24 Herrnhuter Sternen leuchteten vor zehn Jahren erstmals auf dem Vaßbenderplatz neben der evangelischen Stadtkirche. Nach einem Aufruf im Gemeindebrief und in den lokalen Medien hatten Remscheider:innen für die Anschaffung der Sterne mehr als 3.700 € gespendet. Und weitere Gelder sammelte Pfarrer Martin Rogall beim 30. ideellen Weihnachtsmarkt am 11. Dezember 2011 ein. Mit diesem Projekt folgt die Stadtkirchengemeinde dem Beispiel des Lüttringhauser Heimatbundes, der Jahr zuvor für die Adventszeit 39 dieser leuchtend gelben Sterne aus leichtem Kunststoff angeschafft hatte. Der Marketingrat Remscheid hatte dagegen mit seinen Adventssternen über der Alleestraße weniger Glück, wie sich in diesem Jahr zeigt hat. Fragen des Waterbölles in diesem Zusammenhang blieben unbeantwortet.
„Der Stadtteil Hohenhagen sucht Freunde und Förderer“, berichtete der Waterbölles am 9. Dezember 2011. Tags zuvor hatte ein gutes Dutzend Anwohner/innen im Stadtteilzentrum „Esche“ auf Einladung des Stadtteilmanagements unter Federführung von Pfarrer Axel Mersmann die Gründung eines Vereins zur Unterstützung und Förderung von Nachbarschaftsprojekten auf dem Hohenhagen vorbereitet. Einstimmig wurde beschlossen, dass es ein eingetragener Förderverein werden solle. Und das wurde er denn auch.
Wo später Honsbergs "Neue Mitte" entstand, tummelten sich vor zehn Jahren noch Baucontainer und -maschinen.

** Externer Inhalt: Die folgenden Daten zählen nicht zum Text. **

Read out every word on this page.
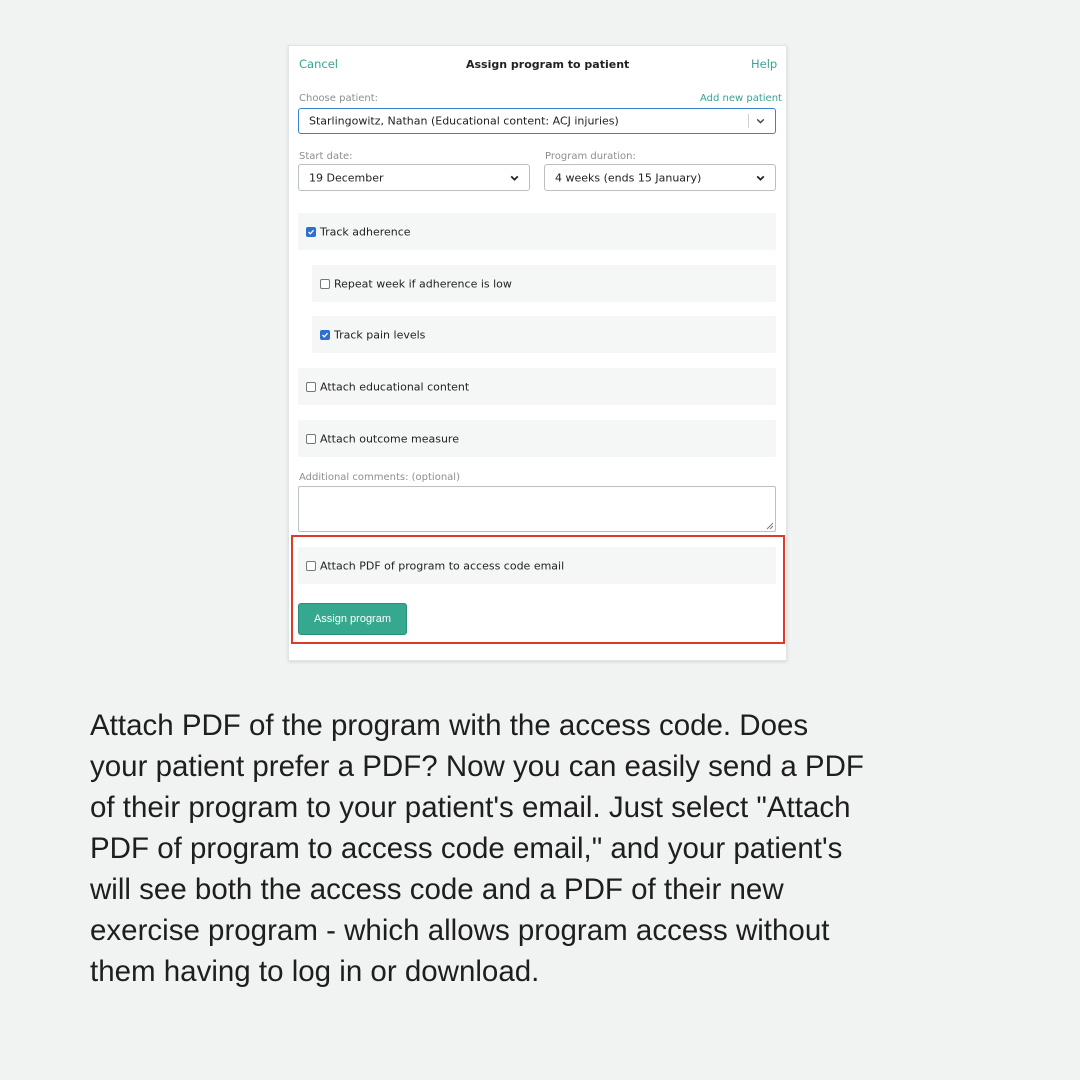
Cancel	Assign program to patient	Help
Choose patient:	Add new patient
Starlingowitz, Nathan (Educational content: ACJ injuries)
Start date:
19 December
Program duration:
4 weeks (ends 15 January)
Track adherence
Repeat week if adherence is low
Track pain levels
Attach educational content
Attach outcome measure
Additional comments: (optional)
Attach PDF of program to access code email
Assign program
Attach PDF of the program with the access code. Does
your patient prefer a PDF? Now you can easily send a PDF
of their program to your patient's email. Just select "Attach
PDF of program to access code email," and your patient's
will see both the access code and a PDF of their new
exercise program - which allows program access without
them having to log in or download.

Und die Tage des "Kaufparks" an der Alexander Straße waren gezählt, er schloss wie angekündigt am 31. Dezember 2011. Doch mit dem Abriss des alten evangelischen Gemeindezentrums (Foto) und der dort geplanten „Neuen Mitte“ keimte unter den Bewohner/innen des Stadtteils auch neue Hoffnung auf. Zumal die Gewag durch den Abriss alter Wohnhäuser für mehr Licht und Grün sorgen will. Das ist geschehen, bleibt aber ein „laufender Prozess“.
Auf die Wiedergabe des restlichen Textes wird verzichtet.